When you’re an un-agented writer, The Editor seems like a mythical creature—a phoenix, a unicorn, a Great White Whale. People talk about them all the time—often in excited whispers—so it seems likely that they exist. But you’ve never seen one in its natural habitat, so they remain shrouded in mystery. What’s the best way to catch one? Should you wear virginal white and a crown of flowers and lurk very quietly on the fringes of BEA, waiting for one to emerge and lay its head in your lap? Do you need some sort of special net, woven in the wilds of Siberia while Tuvan throat singers chant prayers for your literary greatness? You wait and watch as your fellow writers go off into the wild and return home triumphant, editors in tow. But the details of those quests are always fuzzy. Eventually, you learn that The Editor reveals itself only to agents. This is a bit of a relief—like most people, you look terrible in virginal white.
Once you find an agent to do your questing for you, The Editor starts to seem more like The Bachelorette. Each acquisitions meeting feels like a rose ceremony. Will you receive that coveted flower and move on to the next round of the competition? Or will you be sent home in disgrace? You try to swallow your nerves and smile pretty for the cameras, knowing you have no control.
When The Editor finally chooses you and invites you to go out and celebrate, she morphs once again. Now she most closely resembles That Really Attractive Person on OKCupid Whom You Never Thought Would Actually Respond to Your Email. You’ve already charmed her in writing, but what if she doesn’t like you in person? What should you wear so that you look like you’re trying just hard enough, but not TOO hard?
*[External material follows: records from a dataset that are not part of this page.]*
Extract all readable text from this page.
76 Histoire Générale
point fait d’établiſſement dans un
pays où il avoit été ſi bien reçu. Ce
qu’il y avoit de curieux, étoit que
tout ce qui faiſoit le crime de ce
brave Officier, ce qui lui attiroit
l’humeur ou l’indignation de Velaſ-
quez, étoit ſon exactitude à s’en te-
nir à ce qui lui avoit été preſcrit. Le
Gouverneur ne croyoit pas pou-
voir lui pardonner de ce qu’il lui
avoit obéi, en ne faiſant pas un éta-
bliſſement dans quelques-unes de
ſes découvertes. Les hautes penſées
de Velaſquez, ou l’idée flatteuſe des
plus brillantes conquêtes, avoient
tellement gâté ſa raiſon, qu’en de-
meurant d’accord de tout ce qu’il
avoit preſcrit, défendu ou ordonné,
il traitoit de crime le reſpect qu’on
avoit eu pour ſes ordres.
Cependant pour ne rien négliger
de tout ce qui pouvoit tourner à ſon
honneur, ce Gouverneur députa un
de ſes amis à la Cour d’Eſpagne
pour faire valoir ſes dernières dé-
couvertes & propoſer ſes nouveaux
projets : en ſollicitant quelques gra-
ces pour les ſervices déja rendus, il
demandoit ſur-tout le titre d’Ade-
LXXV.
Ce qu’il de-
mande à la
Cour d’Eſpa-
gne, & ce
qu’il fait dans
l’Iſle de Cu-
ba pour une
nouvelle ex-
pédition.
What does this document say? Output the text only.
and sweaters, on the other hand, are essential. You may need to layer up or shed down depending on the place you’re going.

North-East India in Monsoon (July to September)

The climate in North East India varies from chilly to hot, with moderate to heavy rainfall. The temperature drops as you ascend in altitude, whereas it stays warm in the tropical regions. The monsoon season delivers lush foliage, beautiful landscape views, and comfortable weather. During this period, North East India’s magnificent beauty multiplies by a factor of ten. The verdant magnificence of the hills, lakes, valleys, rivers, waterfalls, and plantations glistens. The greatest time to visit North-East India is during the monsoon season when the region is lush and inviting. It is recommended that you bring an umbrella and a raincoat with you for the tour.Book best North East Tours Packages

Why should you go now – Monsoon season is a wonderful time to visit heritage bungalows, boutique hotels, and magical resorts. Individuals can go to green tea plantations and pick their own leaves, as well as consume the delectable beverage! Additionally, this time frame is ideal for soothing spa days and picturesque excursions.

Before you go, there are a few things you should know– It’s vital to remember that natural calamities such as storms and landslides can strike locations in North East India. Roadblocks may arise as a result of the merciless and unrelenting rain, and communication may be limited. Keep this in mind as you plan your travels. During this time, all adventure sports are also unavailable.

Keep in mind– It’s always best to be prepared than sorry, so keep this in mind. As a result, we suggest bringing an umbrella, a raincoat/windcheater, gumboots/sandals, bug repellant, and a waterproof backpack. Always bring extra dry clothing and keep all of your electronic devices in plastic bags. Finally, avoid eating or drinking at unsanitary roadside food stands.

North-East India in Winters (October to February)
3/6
What if you laugh too loudly at her jokes or spill your drink in her lap or get something green stuck in your teeth? What if you’re unbelievably awkward? Friends remind you that all writers are unbelievably awkward and that all you have to do is be yourself. But what if your plain old self isn’t good enough for The Editor?
Then you get your first editorial letter, and The Editor becomes The Mean Girl. How could she say all those horrible things about your book? How dare she call your main character unlikeable and accuse your subplot of meandering aimlessly? If she had twenty-seven pages worth of problems with your book, why did she bother to buy it in the first place? You rant and rail and throw things, then curl up in a ball of despondence and try to hide from the bullying. Nobody understands you, least of all The Editor. Why did you even bother wearing that cute new dress in order to impress her? Nothing you do will ever be good enough for her. You might as well give up now so you never have to see her again.
And then the edit letter sinks in, and you realize that The Editor is, in fact, The Omnipotent One. How did she untangle your snarled plot lines so effortlessly? How did she make your world-building snap into place? How could she have known that giving your main character that one extra personality trait would make her eight thousand times more interesting? You are nothing compared to the genius of The Editor. You want to shower her with cupcakes and flowers and prostrate yourself at her feet.
Then you start your revisions, and The Editor steps down off her pedestal and starts to feel like The Unavailable Significant Other. You’re busting your ass for her in that revisions cave, day in and day out, sequestered from everyone you love and surviving solely on take-out food full of MSG. Why isn’t she there to cook you a nice dinner, pat your head, and tell you how shiny and amazing you are? Should it really take her so long to reply to the angsty emails you write in the middle of the night? Maybe she wants to break up and just hasn’t told you yet. You suspect she might be cheating on you with other books.
But through it all, you know that one day—far, far in the future—your book will be finished, and it will belong to both of you. When it’s sitting on shelves all around the country, your mystical, intimidating, all-knowing editor will finally feel like your partner in crime, your equal, the other proud parent of your beautiful baby.
And then it’ll be time to start the process all over again.